WE HAVE HEARD FROM NEW JERSEY TEACHERS – THEY WANT TO KNOW…
WHERE DO THEIR UNION DUES GO?
WELL, FINALLY, THEY HAVE ANSWERS – AND ALL THE DATA IS SOURCED AND FOOTNOTED.
SUNLIGHT POLICY CENTER OF NEW JERSEY RELEASES A NEW REPORT….
“NEW JERSEY TEACHERS’ DUES: WHY ARE THEY THE HIGHEST IN THE NATION AND WHAT ARE THEY PAYING FOR?”
Based on a first-of-its-kind investigation of teachers’ ever-increasing dues burden, the Sunlight Policy Center of New Jersey (SPCNJ) has released a data-driven report that presents the facts about how much teachers pay to be a member of the New Jersey Education Association (NJEA) and how these dues are actually spent by the political organizers who run the NJEA’s Executive Office.
SPCNJ’s report is designed to be a go-to reference for all New Jersey public school teachers. Like all SPCNJ’s reports, every fact is sourced and footnoted.
Specifically, the report shines a light on…
- How the NJEA-created funding system essentially forces teachers to join the NJEA and have their dues withheld from their paychecks so that the NJEA automatically siphons dues directly from every public school teacher’s paycheck without the teacher ever seeing the money.
- How this system has allowed the NJEA to extract more dues money from teachers than any state teachers’ union in the country – by a large margin and for a long time.
- How the NJEA takes a whopping 70 percent of teachers’ overall dues for itself – the highest percentage for any state teachers’ union in the country – compared to only 12 percent for local associations, where most of the work on behalf of teachers is done.
- How teachers’ dues have increased at almost twice the rate of teachers’ stagnant salaries, thus reducing their take-home pay.
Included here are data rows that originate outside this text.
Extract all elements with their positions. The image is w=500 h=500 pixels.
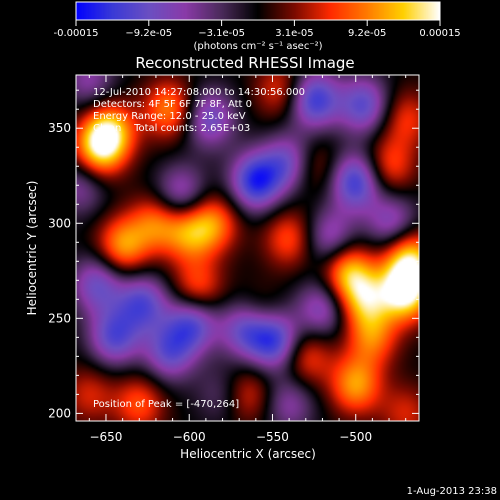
x-tick-label: −550 bbox=[256, 430, 289, 444]
plot-frame bbox=[75, 74, 420, 422]
colorbar-tick-label: −3.1e-05 bbox=[198, 28, 245, 39]
footer-timestamp: 1-Aug-2013 23:38 bbox=[407, 486, 497, 497]
heatmap-image bbox=[76, 75, 419, 421]
colorbar-gradient bbox=[75, 1, 441, 21]
peak-position-label: Position of Peak = [-470,264] bbox=[93, 399, 239, 410]
x-tick-label: −650 bbox=[89, 430, 122, 444]
y-tick-label: 300 bbox=[48, 216, 71, 230]
y-axis-ticks: 200 250 300 350 bbox=[48, 89, 419, 420]
annotation-clean-counts: Clean Total counts: 2.65E+03 bbox=[93, 123, 250, 134]
chart-title: Reconstructed RHESSI Image bbox=[135, 54, 354, 72]
x-axis-label: Heliocentric X (arcsec) bbox=[180, 447, 316, 461]
colorbar-tick-label: −9.2e-05 bbox=[125, 28, 172, 39]
colorbar-ticks: -0.00015 −9.2e-05 −3.1e-05 3.1e-05 9.2e-05 0.… bbox=[54, 20, 461, 39]
y-axis-label: Heliocentric Y (arcsec) bbox=[25, 181, 39, 316]
annotation-detectors: Detectors: 4F 5F 6F 7F 8F, Att 0 bbox=[93, 99, 252, 110]
colorbar: -0.00015 −9.2e-05 −3.1e-05 3.1e-05 9.2e-05 0.… bbox=[54, 1, 461, 52]
colorbar-image bbox=[76, 2, 440, 20]
colorbar-tick-label: 3.1e-05 bbox=[275, 28, 313, 39]
x-axis-ticks: −650 −600 −550 −500 bbox=[88, 75, 407, 444]
x-tick-label: −600 bbox=[173, 430, 206, 444]
colorbar-unit-label: (photons cm⁻² s⁻¹ asec⁻²) bbox=[193, 41, 322, 52]
y-tick-label: 350 bbox=[48, 121, 71, 135]
y-tick-label: 250 bbox=[48, 311, 71, 325]
x-tick-label: −500 bbox=[339, 430, 372, 444]
annotation-energy-range: Energy Range: 12.0 - 25.0 keV bbox=[93, 111, 246, 122]
y-tick-label: 200 bbox=[48, 406, 71, 420]
colorbar-tick-label: 9.2e-05 bbox=[348, 28, 386, 39]
annotation-block: 12-Jul-2010 14:27:08.000 to 14:30:56.000… bbox=[93, 87, 305, 134]
annotation-time-range: 12-Jul-2010 14:27:08.000 to 14:30:56.000 bbox=[93, 87, 305, 98]
colorbar-tick-label: 0.00015 bbox=[419, 28, 460, 39]
colorbar-tick-label: -0.00015 bbox=[54, 28, 99, 39]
- How the political organizers who run the NJEA Executive Office have spent more and more of teachers’ dues on politics – including $5.4 million wasted on the futile effort to defeat Senator Sweeney. Half of all teachers’ dues now goes to political spending.
- How teacher’s dues have made the NJEA executives who direct all this political spending part of New Jersey’s “one-percenters.” The average top-ten NJEA executive has seen compensation grow 22.5 percent to $628,095 per year – almost four times the growth rate of teachers’ pay and over nine times the average teacher’s salary.
For the first time, this groundbreaking report will provide all New Jersey teachers with real data on what their hard-earned dollars have been paying for…
It’s time these facts came to light.
It is time we begin educating ourselves on the facts….and its time our teachers have the opportunity to do the same.
As always, every point is documented, sourced and footnoted.